Weight-lifting belt: One of the most common training accessories
If you’ve been in a gym in the past few years, you’ve seen lifters wearing belts for everything from bench presses to biceps curls. So should you wear a weight-lifting belt? The answer varies based on the exercise and weight of the load relative to the most weight you can lift for the exercise. Many think that weightlifting belts are a necessity for preventing injury in the gym, but some people use them indiscriminately and too often. The abuse of weightlifting belts may be increasing the risk of injuries instead of preventing them. Unfortunately, many weight training accessories are commonly misused and as a result do nothing to enhance the efficacy or safety of a workout.
The real purpose of a belt
The main purpose of a weight-lifting belt is to increase intra-abdominal pressure, which provides support for your lower back on exercises such as deadlifts, squats, bent-over rows, and overhead lifts. For most guys, it’s a good idea to wear one but only for maximum-weight lifts. Only guys with back problems can use them more liberally. A weight belt is not needed for an exercise that does not directly load the trunk even if it places stress on the lower back (e.g., lat pull-down, bench press, biceps curl, leg extension).
Natural weightlifting belt – gift from the mother nature
Nature has actually given us our very own weight belt in the form of abdominal musculature that runs down, around, and across our mid-section enabling us to create stability when we lift up weights. It is our abdominals that work to create what is known as intra-abdominal pressure (IAP), which helps stabilise the trunk and provide dynamic stability during lifting tasks.

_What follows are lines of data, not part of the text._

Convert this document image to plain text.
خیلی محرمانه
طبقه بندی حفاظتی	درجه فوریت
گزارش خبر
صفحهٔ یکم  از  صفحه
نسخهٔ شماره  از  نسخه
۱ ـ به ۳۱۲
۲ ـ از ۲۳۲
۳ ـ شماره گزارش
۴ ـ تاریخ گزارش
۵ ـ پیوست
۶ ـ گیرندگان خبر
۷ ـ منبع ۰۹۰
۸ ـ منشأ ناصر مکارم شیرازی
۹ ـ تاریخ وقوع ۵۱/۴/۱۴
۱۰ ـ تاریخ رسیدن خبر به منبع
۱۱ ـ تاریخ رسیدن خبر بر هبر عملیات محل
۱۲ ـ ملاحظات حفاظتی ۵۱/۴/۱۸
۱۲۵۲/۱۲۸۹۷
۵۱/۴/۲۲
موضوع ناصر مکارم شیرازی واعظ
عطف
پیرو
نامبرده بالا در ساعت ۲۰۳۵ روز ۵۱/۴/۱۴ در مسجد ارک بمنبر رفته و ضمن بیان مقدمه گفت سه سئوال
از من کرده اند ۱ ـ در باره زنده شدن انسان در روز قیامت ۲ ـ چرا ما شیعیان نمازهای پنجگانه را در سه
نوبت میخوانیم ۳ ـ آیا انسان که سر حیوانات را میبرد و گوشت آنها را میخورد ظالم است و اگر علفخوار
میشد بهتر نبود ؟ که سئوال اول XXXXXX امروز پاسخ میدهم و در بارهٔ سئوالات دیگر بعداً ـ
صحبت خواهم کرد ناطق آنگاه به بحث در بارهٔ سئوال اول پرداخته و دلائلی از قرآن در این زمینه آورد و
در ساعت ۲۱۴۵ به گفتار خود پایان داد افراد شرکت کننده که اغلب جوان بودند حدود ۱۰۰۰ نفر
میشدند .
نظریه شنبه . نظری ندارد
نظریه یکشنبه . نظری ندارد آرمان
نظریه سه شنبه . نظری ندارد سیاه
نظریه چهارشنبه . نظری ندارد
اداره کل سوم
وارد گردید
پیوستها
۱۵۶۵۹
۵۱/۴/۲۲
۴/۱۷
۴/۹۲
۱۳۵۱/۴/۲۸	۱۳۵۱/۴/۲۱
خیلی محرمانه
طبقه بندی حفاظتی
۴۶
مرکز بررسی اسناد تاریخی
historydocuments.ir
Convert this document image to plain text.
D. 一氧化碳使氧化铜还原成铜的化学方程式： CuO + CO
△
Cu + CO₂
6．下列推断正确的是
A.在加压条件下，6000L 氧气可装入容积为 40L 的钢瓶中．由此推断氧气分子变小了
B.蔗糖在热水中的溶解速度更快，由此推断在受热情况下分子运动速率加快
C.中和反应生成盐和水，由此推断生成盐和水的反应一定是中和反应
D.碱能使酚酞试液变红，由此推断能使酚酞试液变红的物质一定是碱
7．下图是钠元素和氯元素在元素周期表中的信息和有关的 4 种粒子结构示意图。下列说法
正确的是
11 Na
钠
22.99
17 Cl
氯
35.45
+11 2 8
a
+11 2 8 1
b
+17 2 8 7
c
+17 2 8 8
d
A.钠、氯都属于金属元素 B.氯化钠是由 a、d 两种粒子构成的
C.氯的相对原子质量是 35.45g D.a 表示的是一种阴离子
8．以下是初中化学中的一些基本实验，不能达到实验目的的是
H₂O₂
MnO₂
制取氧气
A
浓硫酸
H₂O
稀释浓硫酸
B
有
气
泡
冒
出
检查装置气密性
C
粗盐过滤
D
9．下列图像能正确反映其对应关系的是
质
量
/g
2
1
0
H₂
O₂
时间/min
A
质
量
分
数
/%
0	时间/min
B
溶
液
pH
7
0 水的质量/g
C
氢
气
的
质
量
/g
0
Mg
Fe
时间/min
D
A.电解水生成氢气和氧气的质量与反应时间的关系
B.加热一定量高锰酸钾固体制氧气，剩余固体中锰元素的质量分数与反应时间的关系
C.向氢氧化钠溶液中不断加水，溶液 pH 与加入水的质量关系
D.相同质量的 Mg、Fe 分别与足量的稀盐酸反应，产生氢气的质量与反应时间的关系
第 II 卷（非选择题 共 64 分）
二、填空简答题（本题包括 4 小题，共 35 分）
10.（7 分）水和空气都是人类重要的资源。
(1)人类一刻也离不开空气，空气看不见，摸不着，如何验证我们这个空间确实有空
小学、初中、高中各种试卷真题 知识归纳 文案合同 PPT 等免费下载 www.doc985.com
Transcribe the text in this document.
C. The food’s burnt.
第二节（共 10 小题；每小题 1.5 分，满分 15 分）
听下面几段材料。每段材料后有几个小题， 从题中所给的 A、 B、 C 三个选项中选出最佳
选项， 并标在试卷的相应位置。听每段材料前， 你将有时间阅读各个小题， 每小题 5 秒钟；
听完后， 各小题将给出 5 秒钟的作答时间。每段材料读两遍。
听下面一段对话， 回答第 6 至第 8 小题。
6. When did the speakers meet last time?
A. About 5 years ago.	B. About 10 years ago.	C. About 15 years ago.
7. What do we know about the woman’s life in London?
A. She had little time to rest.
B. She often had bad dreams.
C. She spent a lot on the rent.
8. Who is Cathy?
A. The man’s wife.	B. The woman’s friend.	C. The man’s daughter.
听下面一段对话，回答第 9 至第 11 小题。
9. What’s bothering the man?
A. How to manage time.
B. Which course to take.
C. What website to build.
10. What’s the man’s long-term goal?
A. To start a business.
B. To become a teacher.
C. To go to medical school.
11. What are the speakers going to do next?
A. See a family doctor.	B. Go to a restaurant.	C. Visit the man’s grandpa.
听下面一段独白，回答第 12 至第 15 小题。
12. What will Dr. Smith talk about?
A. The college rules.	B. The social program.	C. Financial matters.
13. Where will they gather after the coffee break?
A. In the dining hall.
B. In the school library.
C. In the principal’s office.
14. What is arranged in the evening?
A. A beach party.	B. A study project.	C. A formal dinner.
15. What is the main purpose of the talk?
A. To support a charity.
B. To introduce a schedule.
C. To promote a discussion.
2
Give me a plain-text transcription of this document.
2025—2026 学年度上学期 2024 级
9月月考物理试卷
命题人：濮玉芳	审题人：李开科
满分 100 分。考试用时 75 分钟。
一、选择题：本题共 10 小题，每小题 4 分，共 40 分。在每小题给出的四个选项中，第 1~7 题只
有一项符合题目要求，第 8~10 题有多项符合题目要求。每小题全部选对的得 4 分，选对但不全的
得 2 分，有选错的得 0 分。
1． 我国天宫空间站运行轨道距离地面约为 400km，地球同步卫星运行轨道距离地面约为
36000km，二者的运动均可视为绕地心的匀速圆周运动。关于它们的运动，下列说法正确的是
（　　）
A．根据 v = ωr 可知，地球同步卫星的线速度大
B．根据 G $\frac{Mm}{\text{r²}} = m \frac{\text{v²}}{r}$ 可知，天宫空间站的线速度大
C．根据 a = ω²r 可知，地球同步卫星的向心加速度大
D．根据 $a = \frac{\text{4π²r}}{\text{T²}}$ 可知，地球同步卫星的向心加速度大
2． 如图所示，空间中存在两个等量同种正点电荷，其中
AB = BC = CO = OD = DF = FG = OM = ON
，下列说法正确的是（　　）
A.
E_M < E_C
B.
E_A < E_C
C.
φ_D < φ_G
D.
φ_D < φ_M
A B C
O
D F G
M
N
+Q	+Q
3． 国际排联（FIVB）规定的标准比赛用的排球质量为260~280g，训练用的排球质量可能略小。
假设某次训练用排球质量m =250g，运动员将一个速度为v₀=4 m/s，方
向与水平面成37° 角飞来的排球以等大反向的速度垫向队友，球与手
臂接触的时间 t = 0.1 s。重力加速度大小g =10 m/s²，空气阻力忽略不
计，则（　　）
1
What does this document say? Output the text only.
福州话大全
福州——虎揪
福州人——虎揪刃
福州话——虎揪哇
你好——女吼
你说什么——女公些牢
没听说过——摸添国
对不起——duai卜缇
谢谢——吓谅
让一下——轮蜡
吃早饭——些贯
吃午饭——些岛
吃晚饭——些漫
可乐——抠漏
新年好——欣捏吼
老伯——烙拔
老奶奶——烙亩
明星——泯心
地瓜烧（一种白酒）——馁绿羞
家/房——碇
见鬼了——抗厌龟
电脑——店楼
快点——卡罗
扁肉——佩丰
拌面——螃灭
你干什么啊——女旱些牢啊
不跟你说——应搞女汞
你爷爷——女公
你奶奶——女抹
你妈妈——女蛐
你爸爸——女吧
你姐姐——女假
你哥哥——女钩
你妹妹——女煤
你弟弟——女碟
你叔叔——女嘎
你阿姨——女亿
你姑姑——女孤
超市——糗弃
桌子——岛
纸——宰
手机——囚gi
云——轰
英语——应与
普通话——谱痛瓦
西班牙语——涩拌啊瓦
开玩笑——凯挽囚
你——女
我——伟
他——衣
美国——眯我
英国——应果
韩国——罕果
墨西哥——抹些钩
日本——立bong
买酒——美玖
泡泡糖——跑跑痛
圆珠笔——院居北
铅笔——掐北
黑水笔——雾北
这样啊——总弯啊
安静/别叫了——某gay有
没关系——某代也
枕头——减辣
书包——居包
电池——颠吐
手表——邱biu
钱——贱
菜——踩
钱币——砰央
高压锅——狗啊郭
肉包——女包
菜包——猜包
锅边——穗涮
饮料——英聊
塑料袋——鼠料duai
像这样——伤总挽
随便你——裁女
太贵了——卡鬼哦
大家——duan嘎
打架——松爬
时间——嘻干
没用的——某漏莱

Advantages of using a weight belt
- A weight belt protects the back. In one study, after a strength training workout including heavy compound exercises (such as deadlifts, squats, and rows), the size of the participant’s spines decreased by 0.14 inches without a belt, and 0.11 inches when using a belt.
- A weight belt provides rigidity. The erector spinae muscles ensure the transfer of strength from the thighs to the torso. If these muscles weaken, your set will be compromised. The belt acts indirectly to the spine. By preventing the belly from moving forward, the belt increases intraabdominal pressure by 25 to 40 percent, which makes the spine more rigid. This means that the front part of the belt needs to be large (not too skinny).
- A training belt improves performance. In other words, wearing a belt will help you lift heavier weights. By stabilizing the back when you are using heavy weights, the belt helps you gain strength by assisting the muscles that support the spine.
- A weight-lifting belt prevents varicoceles. A varicocele is a varicose vein in the testicles that can lead to infertility. Variciceles occur in 20 percent of sedentary men, 67 percent of bodybuilders who regulary do squats without a belt, and 33 percent of bodybuilders who use a belt. Therefore, a belt helps protect the testicles, but not completely.
Disadvantages of using a weight-lifting belt
Your abdominals and low back muscles must be strong. The constant use of a weight-lifting belt during strength training can give you a false sense of security. You could then expose your spine to greater loads, increasing the potential for injury outside the gym setting in sports or other activities. It may be fine to use the weightlifting belt in the gym, but what happens when you need to move a couch in your family room or pull weeds in the yard?
Here are some other disadvantages of using a weight-lifting belts.
- A training belt impedes movement by increasing the rigidity of a torso.
- A weight belt prevents you from breathing well.
- A belt is not helpful for every person.
The chances are that if you are healthy and not trying to break any powerlifting records then you have little to gain from spending money on a new weightlifting belt and you would be better off focusing on developing superior lifting technique instead.
Compromise is always the best solution
Because the use of a weight-lifting belt has both advantages and disadvantages, you need to make a compromise. The job of the muscles around the spine is to hold it stable. Wearing a weight belt can rob these muscles of the stress they need to grow. Yet wearing a belt can help you lift more weight, which you need for greater site and strength. What’s the compromise?
Warm up and perform light sets without a belt. Only put it on when you’re lifting your top weights of the day. As you get stronger, you will find you are able to lift progressively heavier weights without the belt.
Know how to adjust the belt
You need to adjust the tightness of your weight-lifting belt depending on how heavy a weight you are lifting.
- The heavier the weight, the tighter your belt should be.
- Tightening the belt during a warm-up is pointless.
- Between sets, you should not keep the belt tight; you should remove it.
- In certain exercises that do not put the spine at risk, such as seated calf work, you have no reason to wear a belt.
A leather weight-lifting belt usually costs $20 to $30 (more for XXL). There’s not much point in getting a belt that’s thin in front and thick in back. You need the support in front, to increase intra-abdominal pressure, as much as you need it in back for structural integrity.
In an ideal world, your abdominal and back muscles would be so strong that a weight-lifting belt would not be necessary. But of course, we don’t live in such a world. A weight belt is therefore recommended for ground based, structural exercises that load the trunk and place stress on the lower back (e.g., back and front squat, standing shoulder press, deadlift) and involve lifting maximal or near-maximal loads (at or above 80 percent of your one-repetition maximum). Both conditions should exist; it is not necessary, for example, for someone to wear a weight belt when lifting lighter loads even when performing a structural exercise. If you aren’t at this level of lifting, don’t bother. The belt doesn’t do much of anything except make your back sweat. Besides, you should be strengthening your back muscles when you train. That’s all the support you need.